For Bayesian methods, we used 120,000 iterations for the MCMC algorithms of the different models, with the first 20,000 iterations discarded as burn in. After every set of 10 iterations (thin) were performed, a sample was retained to calculate a posteriori statistics. Hence, 10,000 MCMC samples were used to construct the posterior densities. The convergence of the Markov chains was checked with a [47] diagnostic and also by visualizing the trace plot and running repeated progressive analyses until convergence was met. Posterior distributions were plotted (Fig. 1) to view the Bayesian learning of the methods. A summary of the fitted models is presented in Table 1.
Decomposing the quantitative genetic information
The three types of quantitative-genetic information can be defined as in [28]:
Linkage disequilibrium: refers to founder alleles from different loci in the same gamete, and the loci are in LD (not sampled independently, i.e., in population level disequilibrium) and describe genetic relationships between founders.
Co-segregation: refers to non-founder alleles (not in LD and not identical by descent from the base population) from different loci in the same gamete, and the loci are linked (not transmitted independently, i.e., in population level equilibrium but in within-family level disequilibrium).
Genetic relationships: statistical dependency between alleles from the same locus in different gametes.
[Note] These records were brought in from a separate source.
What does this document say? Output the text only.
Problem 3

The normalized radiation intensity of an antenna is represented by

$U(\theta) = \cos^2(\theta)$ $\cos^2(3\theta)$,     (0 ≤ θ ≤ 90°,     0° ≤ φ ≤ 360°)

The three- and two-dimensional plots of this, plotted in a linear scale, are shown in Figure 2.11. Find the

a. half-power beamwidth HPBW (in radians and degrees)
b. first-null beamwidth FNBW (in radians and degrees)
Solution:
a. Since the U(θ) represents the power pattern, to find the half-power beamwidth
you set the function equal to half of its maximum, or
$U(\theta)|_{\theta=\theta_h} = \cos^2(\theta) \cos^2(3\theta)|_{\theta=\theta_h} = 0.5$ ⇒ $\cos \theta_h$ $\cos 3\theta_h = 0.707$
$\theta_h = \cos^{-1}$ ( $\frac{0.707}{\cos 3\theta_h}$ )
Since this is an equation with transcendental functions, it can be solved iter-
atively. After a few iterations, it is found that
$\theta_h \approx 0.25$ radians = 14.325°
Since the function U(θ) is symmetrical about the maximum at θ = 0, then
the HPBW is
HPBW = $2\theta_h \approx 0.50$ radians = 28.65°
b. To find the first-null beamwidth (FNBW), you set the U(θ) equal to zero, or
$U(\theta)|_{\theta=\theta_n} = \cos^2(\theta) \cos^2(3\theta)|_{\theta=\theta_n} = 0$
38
This kind of information is of three types: When associated with markers, it refers to parentage only on the marker loci and does not involving a linkage between markers and QTL; when associated with the pedigree of individuals in a model with both markers and pedigree, it refers to residual polygenic effects; when associated with the pedigree of individuals only, it refers to total polygenic effects.
G-BLUP makes use of the following: (i) co-segregation of QTL and markers due to linkage; (ii) pedigree genetic relationships between markers not linked to QTL; and (iii) LD between markers and genes to capture relationships at QTL [28]. The genomic relationship matrix is called the realized relationship, as it describes IBD at SNP, assuming an ancient founder population. However, only genetic relationships at QTL matter.
The genomic relationship matrix includes LD, co-segregation and pedigree genetic relationships between markers not linked to QTL (for example, in structured populations). Habier et al. [28] derived formulas for proving that all three sources of information are used by G-BLUP.
The data sets analyzed were as follows: overall (raw or without any correction of the phenotypes); within-family deviations across families (with correction of the phenotypes for family effects and analyzing families altogether); and within each family with posterior averaging (with correction of the phenotypes for family effects and analyzing one family at a time). The accuracy of genomic selection in the analysis using the within-each-family with posterior averaging dataset is due to LD and co-segregation. In the analysis using the dataset from within-family deviations across families, the accuracy is due only to LD, while the accuracy of the analysis with the overall dataset is due to family IBD relationships, LD and co-segregation.